Par acte sous seing-privé en date du 21 décembre 2018, la commune de Divatte-sur-Loire, représentée par Madame [L] [F], agissant en qualité d’adjointe au maire et dûment habilitée, a conclu avec Monsieur [N] [T] une convention d’occupation précaire portant sur un local commercial situé 25 place de l’Eglise à la Chapelle-Basse-Mer sur la commune de Divatte-sur-Loire, propriété privée de ladite commune. Cette convention a été consentie pour une durée de vingt-trois mois, éventuellement reconduite par décision expresse jusqu’à la date de démolition de l’immeuble. Ce local est mis à disposition à compter du 21 décembre 2018, en contrepartie du paiement d’une redevance mensuelle révisable de 200 euros.

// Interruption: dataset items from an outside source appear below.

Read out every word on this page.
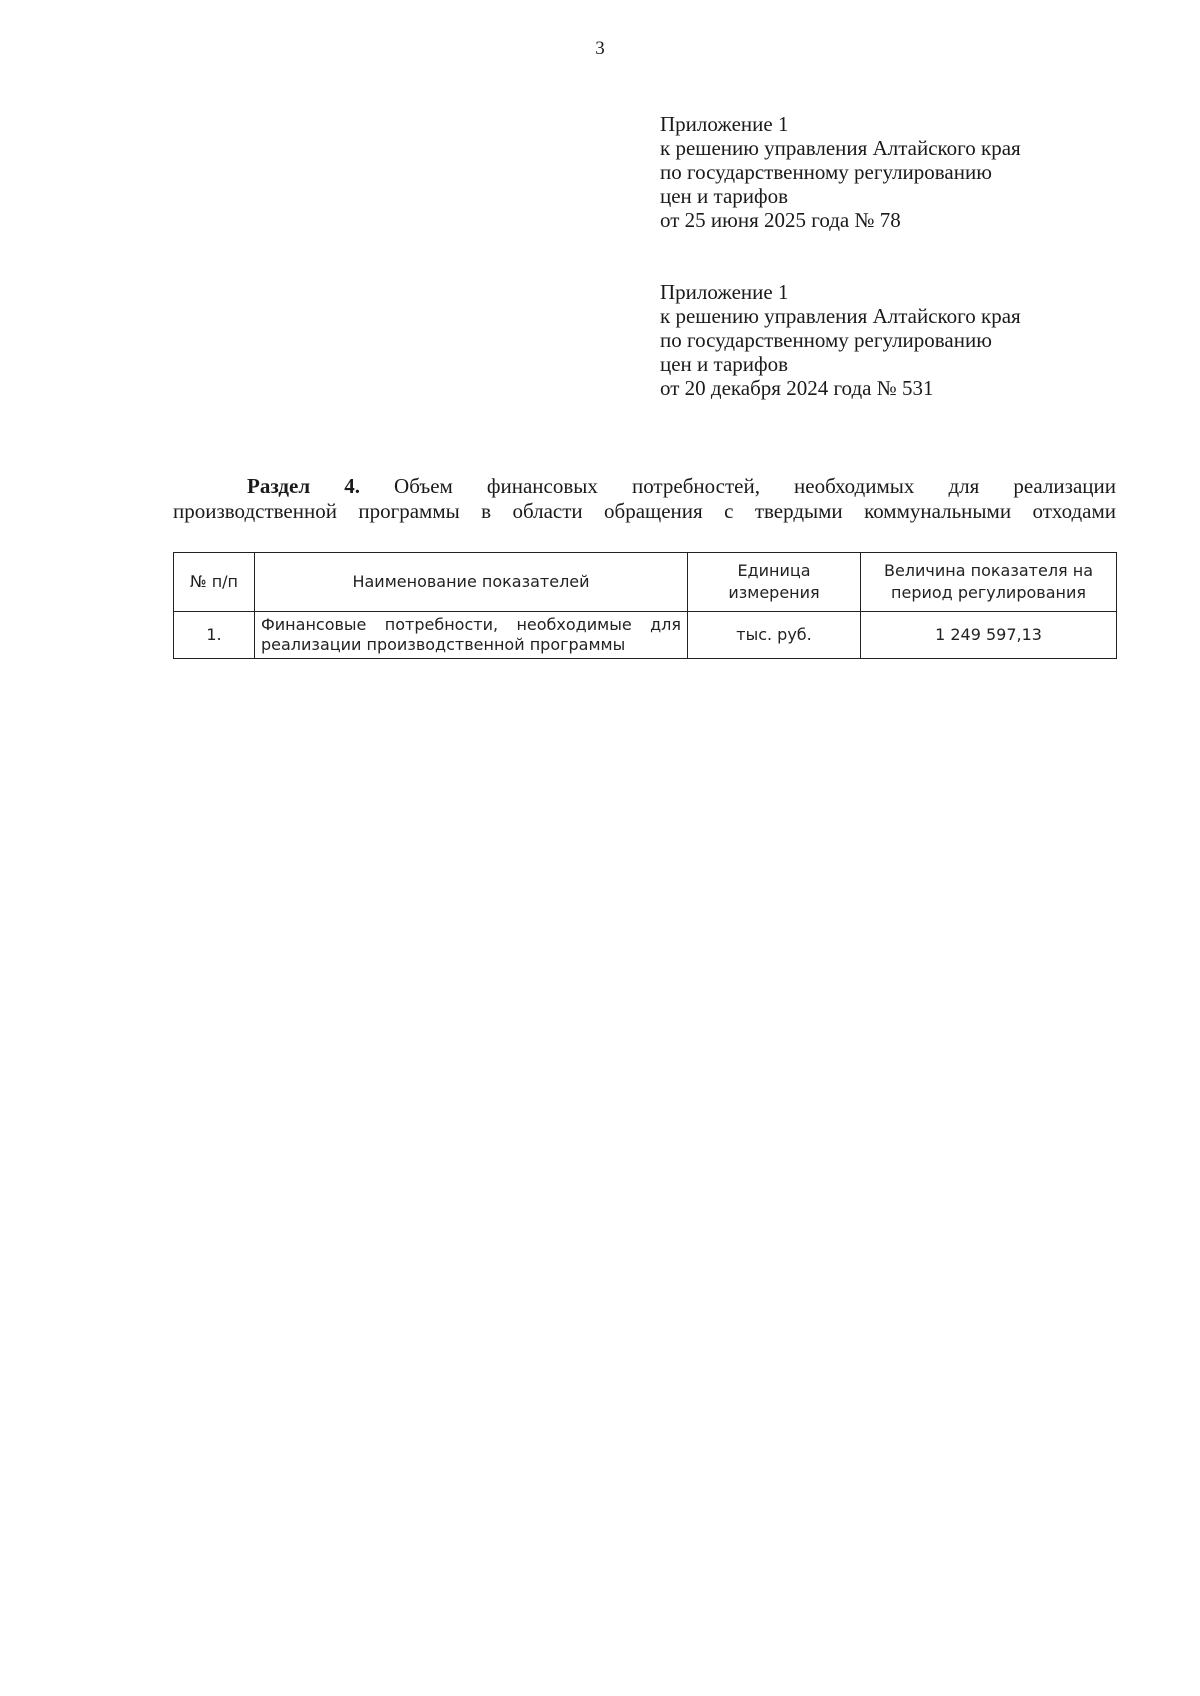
3
Приложение 1
к решению управления Алтайского края
по государственному регулированию
цен и тарифов
от 25 июня 2025 года № 78
Приложение 1
к решению управления Алтайского края
по государственному регулированию
цен и тарифов
от 20 декабря 2024 года № 531
Раздел 4. Объем финансовых потребностей, необходимых для реализации
производственной программы в области обращения с твердыми коммунальными отходами
№ п/п	Наименование показателей	Единица измерения	Величина показателя на период регулирования
1.	Финансовые потребности, необходимые для реализации производственной программы	тыс. руб.	1 249 597,13
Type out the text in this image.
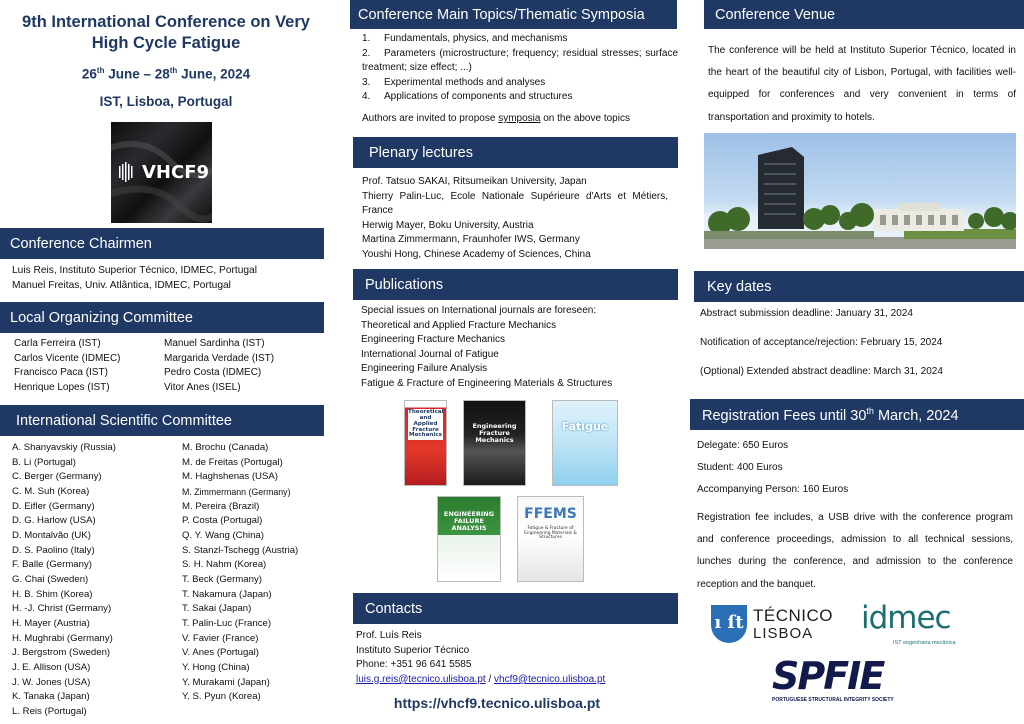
9th International Conference on Very
High Cycle Fatigue
26th June – 28th June, 2024
IST, Lisboa, Portugal
VHCF9
Conference Chairmen
Luis Reis, Instituto Superior Técnico, IDMEC, Portugal
Manuel Freitas, Univ. Atlântica, IDMEC, Portugal
Local Organizing Committee
Carla Ferreira (IST)
Carlos Vicente (IDMEC)
Francisco Paca (IST)
Henrique Lopes (IST)
Manuel Sardinha (IST)
Margarida Verdade (IST)
Pedro Costa (IDMEC)
Vitor Anes (ISEL)
International Scientific Committee
A. Shanyavskiy (Russia)
B. Li (Portugal)
C. Berger (Germany)
C. M. Suh (Korea)
D. Eifler (Germany)
D. G. Harlow (USA)
D. Montalvão (UK)
D. S. Paolino (Italy)
F. Balle (Germany)
G. Chai (Sweden)
H. B. Shim (Korea)
H. -J. Christ (Germany)
H. Mayer (Austria)
H. Mughrabi (Germany)
J. Bergstrom (Sweden)
J. E. Allison (USA)
J. W. Jones (USA)
K. Tanaka (Japan)
L. Reis (Portugal)
M. Brochu (Canada)
M. de Freitas (Portugal)
M. Haghshenas (USA)
M. Zimmermann (Germany)
M. Pereira (Brazil)
P. Costa (Portugal)
Q. Y. Wang (China)
S. Stanzl-Tschegg (Austria)
S. H. Nahm (Korea)
T. Beck (Germany)
T. Nakamura (Japan)
T. Sakai (Japan)
T. Palin-Luc (France)
V. Favier (France)
V. Anes (Portugal)
Y. Hong (China)
Y. Murakami (Japan)
Y. S. Pyun (Korea)
Conference Main Topics/Thematic Symposia
1.	Fundamentals, physics, and mechanisms
2. Parameters (microstructure; frequency; residual stresses; surface treatment; size effect; ...)
3.	Experimental methods and analyses
4.	Applications of components and structures
Authors are invited to propose symposia on the above topics
Plenary lectures
Prof. Tatsuo SAKAI, Ritsumeikan University, Japan
Thierry Palin-Luc, Ecole Nationale Supérieure d'Arts et Métiers, France
Herwig Mayer, Boku University, Austria
Martina Zimmermann, Fraunhofer IWS, Germany
Youshi Hong, Chinese Academy of Sciences, China
Publications
Special issues on International journals are foreseen:
Theoretical and Applied Fracture Mechanics
Engineering Fracture Mechanics
International Journal of Fatigue
Engineering Failure Analysis
Fatigue & Fracture of Engineering Materials & Structures
Theoretical and Applied Fracture Mechanics
Engineering Fracture Mechanics
Fatigue
ENGINEERING FAILURE ANALYSIS
FFEMS
Fatigue & Fracture of Engineering Materials & Structures
Contacts
Prof. Luís Reis
Instituto Superior Técnico
Phone: +351 96 641 5585
luis.g.reis@tecnico.ulisboa.pt / vhcf9@tecnico.ulisboa.pt
https://vhcf9.tecnico.ulisboa.pt
Conference Venue
The conference will be held at Instituto Superior Técnico, located in the heart of the beautiful city of Lisbon, Portugal, with facilities well-equipped for conferences and very convenient in terms of transportation and proximity to hotels.
Key dates
Abstract submission deadline: January 31, 2024
Notification of acceptance/rejection: February 15, 2024
(Optional) Extended abstract deadline: March 31, 2024
Registration Fees until 30th March, 2024
Delegate: 650 Euros
Student: 400 Euros
Accompanying Person: 160 Euros
Registration fee includes, a USB drive with the conference program and conference proceedings, admission to all technical sessions, lunches during the conference, and admission to the conference reception and the banquet.
ı ſt TÉCNICO
LISBOA idmec
IST engenharia mecânica
SPFIE
PORTUGUESE STRUCTURAL INTEGRITY SOCIETY
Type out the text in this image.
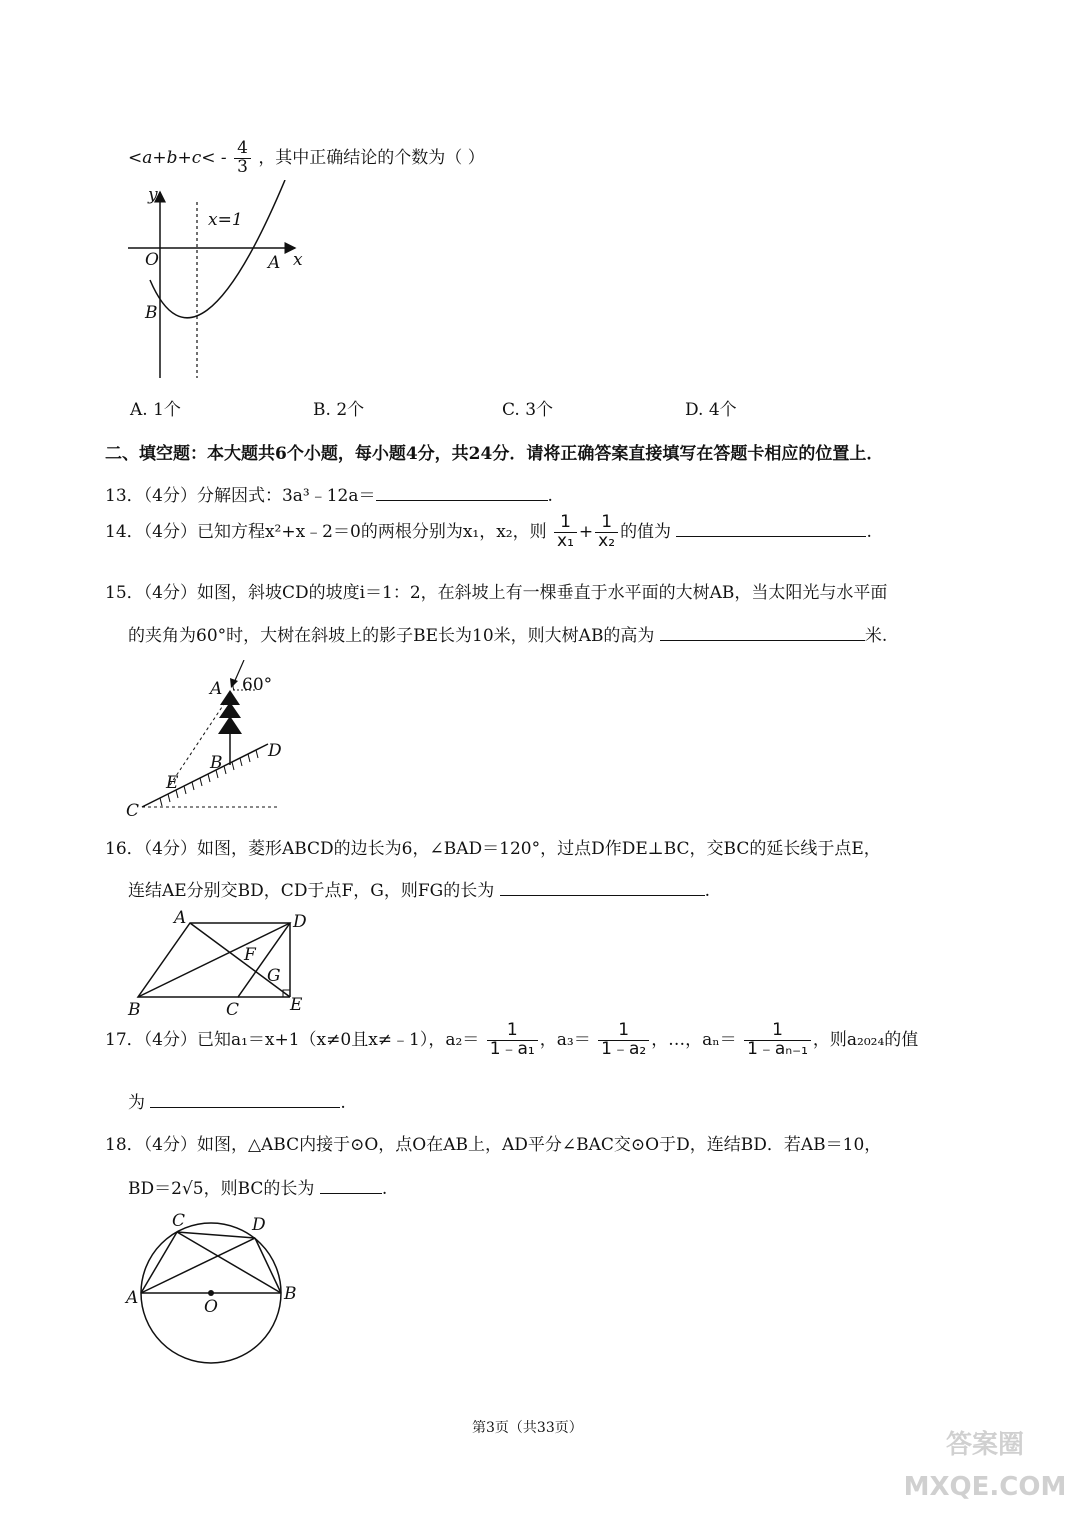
$<a+b+c< - \frac{4}{3}$ ，其中正确结论的个数为（ ）
y
x
O	A
B
x=1
A. 1个	B. 2个	C. 3个	D. 4个
二、填空题：本大题共6个小题，每小题4分，共24分．请将正确答案直接填写在答题卡相应的位置上．
13．（4分）分解因式：3a³﹣12a＝	.
14．（4分）已知方程x²+x﹣2＝0的两根分别为x₁，x₂，则 $\frac{1}{\text{x₁}} + \frac{1}{\text{x₂}}$ 的值为	.
15．（4分）如图，斜坡CD的坡度i＝1：2，在斜坡上有一棵垂直于水平面的大树AB，当太阳光与水平面
的夹角为60°时，大树在斜坡上的影子BE长为10米，则大树AB的高为	米.
A 60°
B
D
E
C
16．（4分）如图，菱形ABCD的边长为6，∠BAD＝120°，过点D作DE⊥BC，交BC的延长线于点E，
连结AE分别交BD，CD于点F，G，则FG的长为	.
A	D
F
G
B	C	E
17．（4分）已知a₁＝x+1（x≠0且x≠﹣1），$a_2= \frac{1}{\text{1﹣a₁}}$ ，$a_3= \frac{1}{\text{1﹣a₂}}$ ，…，$a_n= \frac{1}{\text{1﹣aₙ₋₁}}$ ，则a₂₀₂₄的值
为	.
18．（4分）如图，△ABC内接于⊙O，点O在AB上，AD平分∠BAC交⊙O于D，连结BD．若AB＝10，
BD＝2√5，则BC的长为	.
C	D
A	B
O
第3页（共33页）
答案圈 MXQE.COM
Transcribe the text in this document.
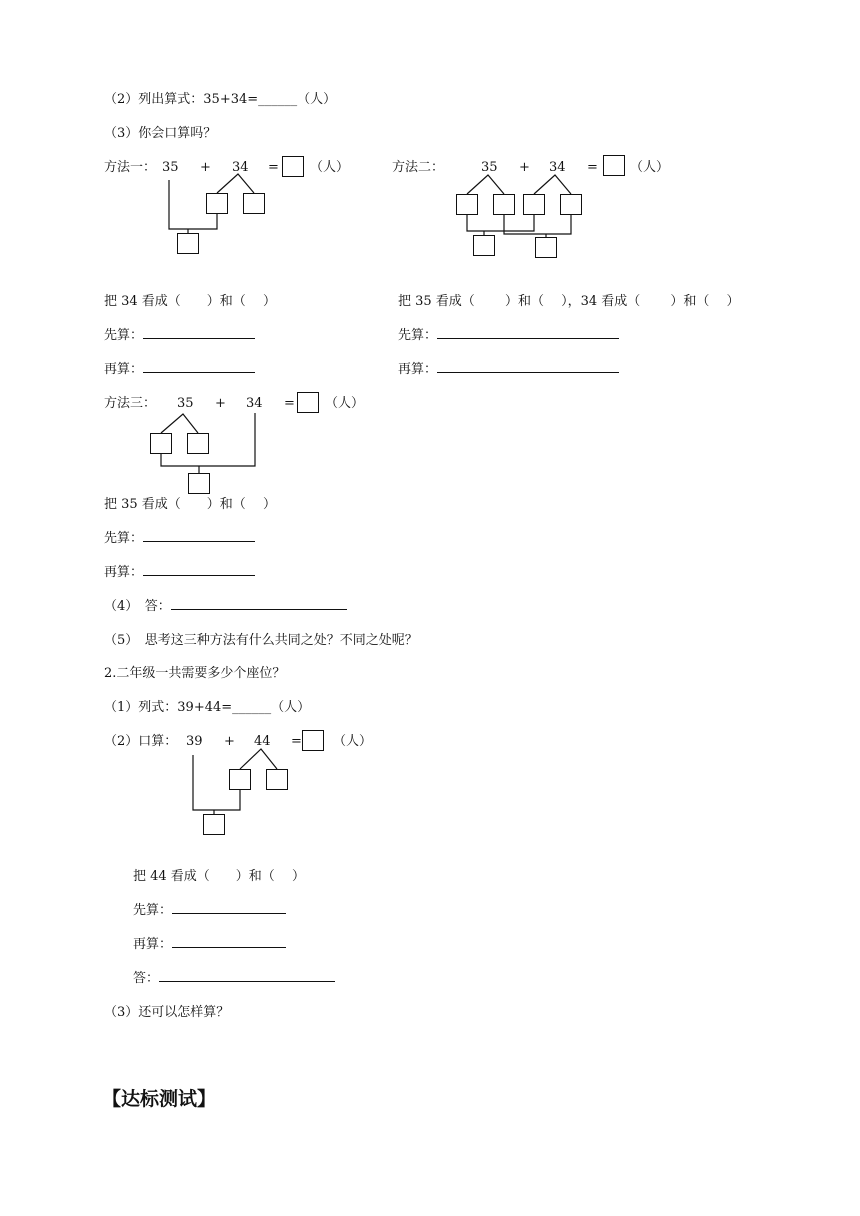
（2）列出算式：35+34=______（人）
（3）你会口算吗？
方法一： 35 + 34 = （人）	方法二：	35 + 34 = （人）
把 34 看成（　　）和（　 ）	把 35 看成（　　 ）和（　 ），34 看成（　　 ）和（　 ）
先算：	先算：
再算：	再算：
方法三： 35 + 34 = （人）
把 35 看成（　　）和（　 ）
先算：
再算：
（4）　答：
（5）　思考这三种方法有什么共同之处？不同之处呢？
2.二年级一共需要多少个座位？
（1）列式：39+44=______（人）
（2）口算： 39 + 44 = （人）
把 44 看成（　　）和（　 ）
先算：
再算：
答：
（3）还可以怎样算？
【达标测试】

Des loyers demeurant impayés, par courrier du 20 mars 2023, Madame [M] [G], maire de la commune lui a indiqué la résiliation du bail pour défaut de paiement des loyers. Par acte du 5 juillet 2023, la même commune lui a signifié un courrier daté du 28 juin 2023, confirmant le premier et lui demandant de quitter les lieux dans un délai de deux mois.
Par acte d'huissier en date du 21 septembre 2023, la commune Divatte-sur-Loire a assigné Monsieur [N] [T] devant le Juge des Contentieux de la Protection du Tribunal Judiciaire de Nantes, afin de voir, sous le bénéfice de l’exécution provisoire de droit, au visa des dispositions civiles :
-constater la résiliation de la convention d’occupation précaire conclue le 21 décembre 2018 ;
-ordonner l’expulsion de l’occupant ainsi que tout occupant de son chef si besoin avec le concours de la force publique, sous astreinte de 100 euros par jour, commençant à courir à défaut de départ complet passé un délai de quinze jours à compter de la signification du jugement à venir ;
-condamner Monsieur [N] [T] au paiement d’une indemnité mensuelle d'occupation qui sera fixée à trois fois le dernier montant du loyer comprenant les charges locatives ;
-condamner Monsieur [N] [T] au paiement de la somme de 2 000 euros en application de l’article 700 du Code de procédure civile ainsi qu’aux dépens.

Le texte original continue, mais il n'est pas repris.